Clay and I have discussed many times in this blog our personal preference for narrative storytelling as a means by which to engage the public with the past. And while we both have many friends and colleagues from the academic ranks whom we respect and admire, we find it a continuing irony that the most effective voices in advocating for the study of history and engaging the public with the past seem to be those outside of institutions of higher learning. Perhaps this is in some ways inherent, as professional academics are at times asked in some ways to do very different things than “amateur” historians, who generally have more freedom and ability to pursue subjects of their choice and present them in ways of their choosing. Plus, I fully admit, an important aspect of academic writing is that it furthers the understanding of a given field and is instructive to instructors themselves. Not all useful books will therefore be page turners appealing to the masses. But should not academia value connecting with the broader public a little more in the literature it produces? Are professors not as naturally talented storytellers as those from outside the profession, or is their training and career environment somehow preventing them from getting in touch with the masses? For all of the excellent work so many professors produce, I cannot help but think that we have forgotten one of the chief benefits of writing in colleges and universities that are training the next generation of historians by devaluing simple storytelling. Academia should applaud and encourage this type of product, not dismiss it.
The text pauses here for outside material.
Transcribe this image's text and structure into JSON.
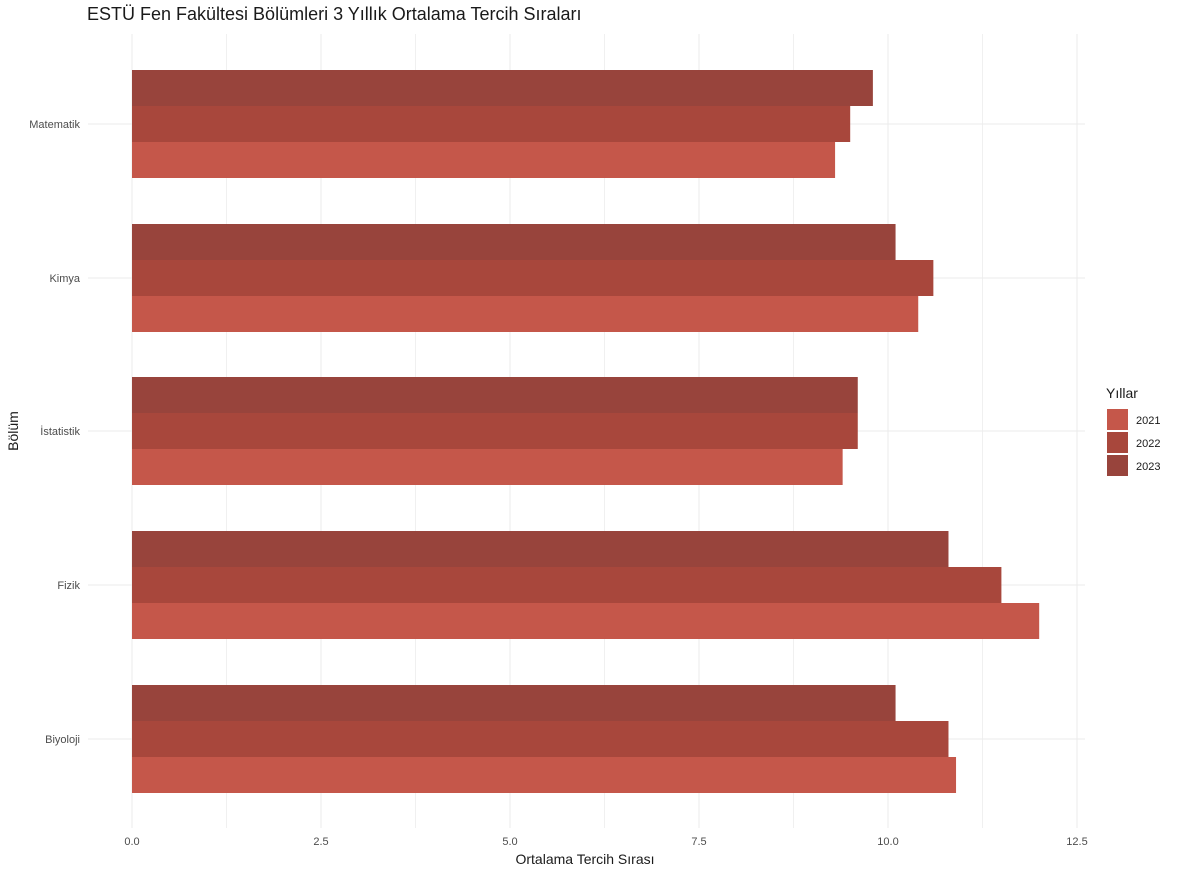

I am not the first to pose these questions. When Shelby Foote’s landmark three-volume narrative of the Civil War first appeared back in the 1960s and 1970s, it was praised by the general public but generally panned by academics for its lack of footnotes, no clear thesis, and narrow focus on military action. That he simply told a story in compelling style and focused on the central events in the national drama—the battles which decided the war—was viewed by some as not sophisticated enough for academic use. I dare say the sentiment would be similar among academic historians if such a masterpiece was released today. But I recently found a reference to at least one eminent scholar who at the time raised a note of caution in dismissing such literature as of less value than the rigorous academic study, and I think it is worth noting. In a review of the third volume of the trilogy (The Civil War: A Narrative Vol. 3, Red River to Appomattox) penned by the legendary C. Vann Woodward which  appeared in March 6, 1975 issue of the New York Times, the dean of Southern historians at the time had unabashed praise for Foote’s effort. Further, he counseled that academics might do well to take notice of the accomplishment. I think his words resonate just as clearly today as back then, if not more so:

“Professionals do well to apply the term amateur with caution to the historian outside their ranks. The word does have deprecatory and patronizing connotations that occasionally backfire. This is especially true of narrative history, which nonprofessionals have all but taken over. The gradual withering of the narrative impulse in favor of the analytical urge among professional academic historians has resulted in a virtual abdication of the oldest and most honored role of the historian, that of storyteller. Having abdicated—save in the diminishing proportion of biographies in which analysis does not swamp narrative—the professional is in a poor position to patronize amateurs who fulfill the needed function he has abandoned.”

Well said, Dr. Woodward. Historians serve a valuable role in educating society. Perhaps no role is more important than that of storyteller, in my opinion.